Abstracts

Epilepsy is one of the most prevalent chronic neurological disorders globally. Among its many etiologies, central nervous system (CNS) infections represent a significant and under-addressed cause. Despite this, there are currently no anti-seizure medications specifically designed to target infection-induced epilepsy. Theiler’s murine encephalomyelitis virus (TMEV) is a well-established viral model that induces seizures in mice with relatively low mortality, making it a valuable tool for investigating infection-associated epileptogenesis(1). We previously demonstrated that TMEV-infected mice exhibiting seizures have reduced levels of gut bacteria that produce the metabolite S-equol(2). Moreover, ex vivo application of S-equol to cortical brain slices from these animals increased the threshold for action potential firing and reduced the number of action potentials, suggesting that S-equol suppresses neuronal excitability. However, the specific molecular targets and mechanisms underlying this effect remain unclear. This study aimed to identify the role of S-equol’s known targets in reducing neuronal hyperexcitability.

C57BL/6 (Jax) mice were infected with TMEV and monitored for acute behavioral seizures from 3 to 7 days post-infection (dpi). Whole-cell patch-clamp recordings were performed on cortical neurons from 7–8 days post TMEV-infected mice with a seizure phenotype. Action potential number and threshold were assessed in the presence of S-equol alone and in combination with pharmacological inhibitors of S-equol’s known targets: G protein-coupled estrogen receptor 1 (GPR30/GPER1), large-conductance calcium-activated potassium (BK) channels, and estrogen receptor beta (ESRβ). Western blotting was used to assess the protein expression levels of these targets relative to sham-infected controls (PBS injected mice).

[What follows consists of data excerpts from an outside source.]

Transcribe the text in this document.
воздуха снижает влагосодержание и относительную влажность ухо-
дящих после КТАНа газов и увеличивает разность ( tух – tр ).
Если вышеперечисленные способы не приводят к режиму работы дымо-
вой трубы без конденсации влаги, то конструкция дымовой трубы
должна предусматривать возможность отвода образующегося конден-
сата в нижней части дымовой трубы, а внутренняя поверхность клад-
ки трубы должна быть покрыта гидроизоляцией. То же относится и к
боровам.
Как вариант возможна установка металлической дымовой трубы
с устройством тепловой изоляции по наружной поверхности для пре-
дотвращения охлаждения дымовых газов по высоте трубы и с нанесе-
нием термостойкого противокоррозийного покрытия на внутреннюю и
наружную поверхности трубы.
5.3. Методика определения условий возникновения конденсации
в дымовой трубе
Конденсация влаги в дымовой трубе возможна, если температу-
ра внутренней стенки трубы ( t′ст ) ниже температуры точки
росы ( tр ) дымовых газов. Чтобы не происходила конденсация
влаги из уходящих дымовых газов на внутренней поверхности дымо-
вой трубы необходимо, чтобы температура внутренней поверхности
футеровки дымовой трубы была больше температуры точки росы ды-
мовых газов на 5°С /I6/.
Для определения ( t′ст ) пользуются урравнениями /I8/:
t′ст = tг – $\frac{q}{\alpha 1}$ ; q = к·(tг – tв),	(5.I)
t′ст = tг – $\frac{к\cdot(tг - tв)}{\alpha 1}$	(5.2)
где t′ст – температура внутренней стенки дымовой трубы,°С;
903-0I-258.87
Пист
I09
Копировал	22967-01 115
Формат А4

Western blot analysis showed no significant difference in ESRβ expression between TMEV seizure mice and controls. Electrophysiological recordings indicated that blocking ESRβ did not alter the S-equol-mediated effects on action potential threshold or number. Protein expression of BK channel alpha subunit was significantly reduced in TMEV seizure mice compared to controls. Electrophysiological recordings indicated that S-equol significantly increased action potential threshold, however, pharmacological blockade of BK channels with paxillin did not influence action potential properties in the presence of S-equol. Notably, GPR30/GPER1 protein expression was also decreased in TMEV seizure mice. Importantly, co-application of the GPR30/GPER1 antagonist G15 abolished the effects of S-equol on both action potential number and threshold.